In his own experience, close personal relationships developed over many years made it easy to get a meeting when specific matters had to be discussed.

Campbell says the region isn’t inclined towards large formal multilateral security structures, so all the ways Australia connects with other nations, including through the ADF, are crucial. ‘We continue to seek to do that, and to thicken up those connections because one day they and we might find common cause and we will all be better for it by having done so much together before such a challenge arises.’

That’s a subset of what the Department of Foreign Affairs and Trade does as a whole-of-government lead expressing Australia to the world. ‘We are not the lead, and we shouldn’t be the lead. We are a contributor.’

Campbell says that if a nation doesn’t find ways to build relationships that strengthen cultural or people-to-people connections, economic connections and international institutional arrangements, then it isn’t fully engaging in building like-minded perspectives. ‘From that political and policy perspective, when we’re pulling together as Australia, we can be very persuasive and we can be part of a much greater story with other nations willing to work with us.
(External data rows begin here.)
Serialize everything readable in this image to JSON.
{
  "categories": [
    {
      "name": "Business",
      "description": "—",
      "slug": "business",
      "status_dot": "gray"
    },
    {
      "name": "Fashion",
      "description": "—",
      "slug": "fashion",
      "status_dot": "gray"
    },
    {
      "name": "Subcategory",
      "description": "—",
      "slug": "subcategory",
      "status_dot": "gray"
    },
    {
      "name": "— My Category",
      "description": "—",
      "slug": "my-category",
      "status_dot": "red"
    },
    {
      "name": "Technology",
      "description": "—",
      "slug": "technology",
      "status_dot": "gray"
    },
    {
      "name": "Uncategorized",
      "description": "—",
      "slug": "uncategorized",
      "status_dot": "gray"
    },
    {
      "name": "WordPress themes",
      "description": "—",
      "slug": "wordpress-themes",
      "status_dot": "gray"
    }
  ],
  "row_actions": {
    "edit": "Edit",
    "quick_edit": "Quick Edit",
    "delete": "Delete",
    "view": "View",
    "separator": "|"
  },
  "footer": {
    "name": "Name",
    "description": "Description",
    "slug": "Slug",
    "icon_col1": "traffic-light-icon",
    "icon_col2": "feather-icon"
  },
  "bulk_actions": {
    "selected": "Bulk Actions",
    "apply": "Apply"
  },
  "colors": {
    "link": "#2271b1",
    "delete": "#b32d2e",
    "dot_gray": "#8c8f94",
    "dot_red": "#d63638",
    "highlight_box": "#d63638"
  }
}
The worst place you want to find yourself on a battlefield is alone, and Australia should never want to be alone.’

Campbell pays close attention to who’s appointed to attaché roles. ‘Essentially they are messengers and trusted confidantes from Australia and from the ADF to our partner nations and militaries. They matter because we want to build relationships that prevent or deter conflict, and we want to be able to respond, if necessary, with more than simply Australia’s capacity, but rather the capacity and power of a community of nations.’

Australia’s strategic policy documents carry three essential messages, says Campbell. ‘We are trying to shape in ways that build a secure world, particularly in our near region. We’re trying to deter the inclination that countries can successfully achieve their goals through force. But, if necessary, we want the capacity to respond if deterrence fails. And that capacity to respond, from my perspective, should always be with more than the sum total of power and effect that Australia can generate alone.’